In culinary school, having access to homemade baguettes completely ruined me, or rather, set a high bar for what the ultimate French bread should taste like. Nothing compares to the thin, crackly crust of a good baguette! However, baguettes can be tricky to make and take a bit of practice. For this recipe, I’ve skipped the traditional shaping, resting, and scoring method to make them more approachable for every day. In my humble opinion, they’re just as delicious.
About the Dough: For extra flavor, white whole wheat flour is added for a hint of mild sweetness. After the dough is shaped, it does not need a long second rise; 10 to 15 minutes is sufficient. Fresh thyme is pressed into the dough for a subtle, earthy flavor.

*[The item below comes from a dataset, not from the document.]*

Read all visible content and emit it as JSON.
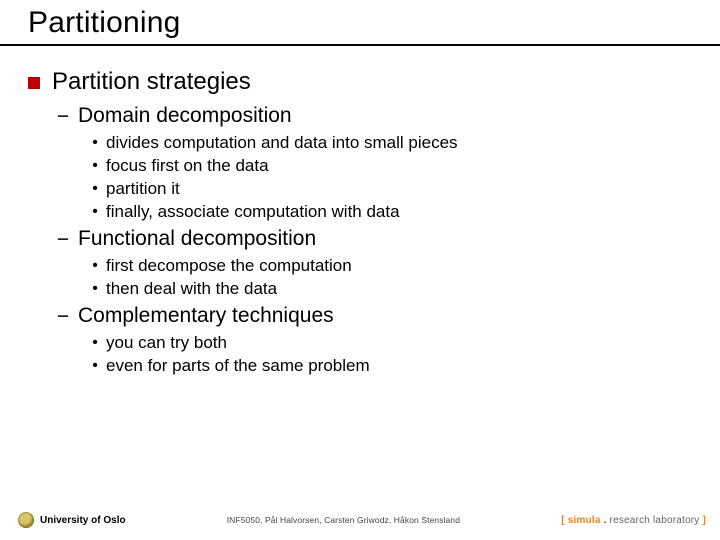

- Yield: 3 Small Baguettes
- ¼ cup (50 g) bubbly, active starter
- 1½ cups plus 1 tsp (360 g) cool water
- 30.33 cups (400 g) all-purpose flour
- 0.33 cup (40 g) white whole wheat flour
- 1½ tsp (9 g) fine sea salt
- 6 thyme sprigs, leaves picked
- A few days before baking, feed your starter until bubbly and active. Store at room temperature until ready to use. Make the Dough
- In the evening, whisk the starter and water together in a large bowl with a fork. Add the flours and salt. Mix to combine, then finish by hand to form a rough dough. Cover the bowl with a damp towel and let rest for 30 minutes. Replenish your starter with fresh flour and water, and store according to preference.

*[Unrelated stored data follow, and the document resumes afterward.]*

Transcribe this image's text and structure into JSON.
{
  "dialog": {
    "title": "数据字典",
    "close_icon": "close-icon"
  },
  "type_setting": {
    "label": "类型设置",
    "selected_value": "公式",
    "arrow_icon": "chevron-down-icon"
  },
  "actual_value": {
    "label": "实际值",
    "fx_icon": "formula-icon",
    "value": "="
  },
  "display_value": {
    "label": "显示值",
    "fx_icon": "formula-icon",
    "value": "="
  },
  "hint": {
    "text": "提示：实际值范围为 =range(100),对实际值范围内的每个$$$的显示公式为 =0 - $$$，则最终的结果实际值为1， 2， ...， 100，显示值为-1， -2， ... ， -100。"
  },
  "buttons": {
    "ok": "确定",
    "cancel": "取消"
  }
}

- After the dough has rested, gently work the mass into a semi-smooth ball, about 1 minute. Bulk Rise
- Cover the bowl with a damp towel and let the dough rise overnight. This will take about 12 to 18 hours at room temperature, 70°F (21°C). The dough will double or triple in size when ready. Divide
- In the morning, remove the dough onto a heavily floured work surface. With floured hands, fold the dough in half like a book. Cover and let rest for 10 to 15 minutes or more, until it the dough is relaxed enough to shape. Meanwhile, line a sheet pan with parchment paper and dust with flour. Preheat your oven to 450°F (230°C).

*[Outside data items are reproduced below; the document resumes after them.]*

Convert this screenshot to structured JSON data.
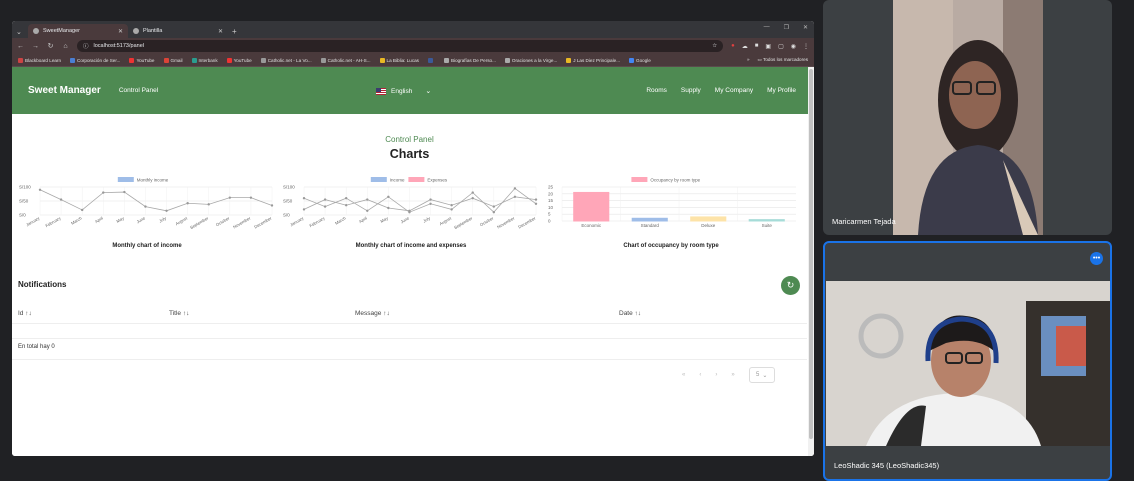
{
  "browser": {
    "tabs": [
      {
        "title": "SweetManager",
        "active": true
      },
      {
        "title": "Plantilla",
        "active": false
      }
    ],
    "new_tab": "+",
    "url": "localhost:5173/panel",
    "bookmarks": [
      "Blackboard Learn",
      "Corporación de Ser...",
      "YouTube",
      "Gmail",
      "Interbank",
      "YouTube",
      "Catholic.net - La Vo...",
      "Catholic.net - AH-S...",
      "La Biblia: Lucas",
      "",
      "Biografías De Perso...",
      "Oraciones a la Virge...",
      "J Las Diez Principale...",
      "Google"
    ],
    "bookmarks_more": "»",
    "all_bookmarks": "Todos los marcadores"
  },
  "app": {
    "brand": "Sweet Manager",
    "nav_control_panel": "Control Panel",
    "language": "English",
    "right_nav": [
      "Rooms",
      "Supply",
      "My Company",
      "My Profile"
    ],
    "subtitle": "Control Panel",
    "title": "Charts"
  },
  "charts": [
    {
      "caption": "Monthly chart of income"
    },
    {
      "caption": "Monthly chart of income and expenses"
    },
    {
      "caption": "Chart of occupancy by room type"
    }
  ],
  "chart_data": [
    {
      "type": "line",
      "legend": [
        "Monthly income"
      ],
      "categories": [
        "January",
        "February",
        "March",
        "April",
        "May",
        "June",
        "July",
        "August",
        "September",
        "October",
        "November",
        "December"
      ],
      "y_ticks": [
        "S/100",
        "S/50",
        "S/0"
      ],
      "ylim": [
        0,
        100
      ],
      "series": [
        {
          "name": "Monthly income",
          "color": "#a8a8a8",
          "values": [
            90,
            55,
            18,
            80,
            82,
            30,
            15,
            42,
            38,
            62,
            62,
            34
          ]
        }
      ]
    },
    {
      "type": "line",
      "legend": [
        "Income",
        "Expenses"
      ],
      "categories": [
        "January",
        "February",
        "March",
        "April",
        "May",
        "June",
        "July",
        "August",
        "September",
        "October",
        "November",
        "December"
      ],
      "y_ticks": [
        "S/100",
        "S/50",
        "S/0"
      ],
      "ylim": [
        0,
        100
      ],
      "series": [
        {
          "name": "Income",
          "color": "#a8a8a8",
          "values": [
            60,
            30,
            60,
            15,
            65,
            10,
            40,
            20,
            80,
            10,
            95,
            40
          ]
        },
        {
          "name": "Expenses",
          "color": "#a8a8a8",
          "values": [
            20,
            55,
            35,
            55,
            25,
            15,
            55,
            35,
            60,
            30,
            65,
            55
          ]
        }
      ]
    },
    {
      "type": "bar",
      "legend": [
        "Occupancy by room type"
      ],
      "categories": [
        "Economic",
        "Standard",
        "Deluxe",
        "Suite"
      ],
      "y_ticks": [
        "25",
        "20",
        "15",
        "10",
        "5",
        "0"
      ],
      "ylim": [
        0,
        25
      ],
      "values": [
        21,
        2,
        3,
        1
      ],
      "colors": [
        "#ffa6b8",
        "#9fbde8",
        "#fde3a8",
        "#a7dcd8"
      ]
    }
  ],
  "notifications": {
    "title": "Notifications",
    "columns": [
      "Id",
      "Title",
      "Message",
      "Date"
    ],
    "sort_glyph": "↑↓",
    "total_text": "En total hay 0",
    "pager": [
      "«",
      "‹",
      "›",
      "»"
    ],
    "page_size": "5"
  },
  "call": {
    "participants": [
      {
        "name": "Maricarmen Tejada"
      },
      {
        "name": "LeoShadic 345 (LeoShadic345)"
      }
    ],
    "more": "•••"
  },
  "colors": {
    "navbar": "#4e8a52",
    "bar_economic": "#ffa6b8",
    "bar_standard": "#9fbde8",
    "bar_deluxe": "#fde3a8",
    "bar_suite": "#a7dcd8"
  }
}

- Sprinkle the dough with flour. Cut the dough horizontally into 3 equal portions using a bench scraper dipped in water to prevent sticking. Working in batches, gently roll the dough over, about 1 to 2 times to coat in the excess flour. Shape
- To shape, lift up the dough and stretch gently to fit the long end of your sheet pan. Then twist the dough into a log, starting at the top and working your way to the bottom. The shape does not need to resemble a perfect corkscrew—a rustic-style design is what you’re aiming for. Sprinkle some of the thyme leaves over the dough, pressing gently to adhere. Repeat with the remaining portions of dough. Second Rise
- Cover the dough with a damp towel and let rest for 10 to 15 minutes. The dough will not puff up very much during this stage. Bake
- Place the sheet pan into the oven and reduce the heat to 425°F (220°C). Bake the baguettes for 30 to 35 minutes, until deep golden brown. Transfer to a wire rack and cool for 30 minutes before slicing.
- Baguettes are best consumed fresh, as they tend to go stale quickly. Serve warm or share with the neighbors.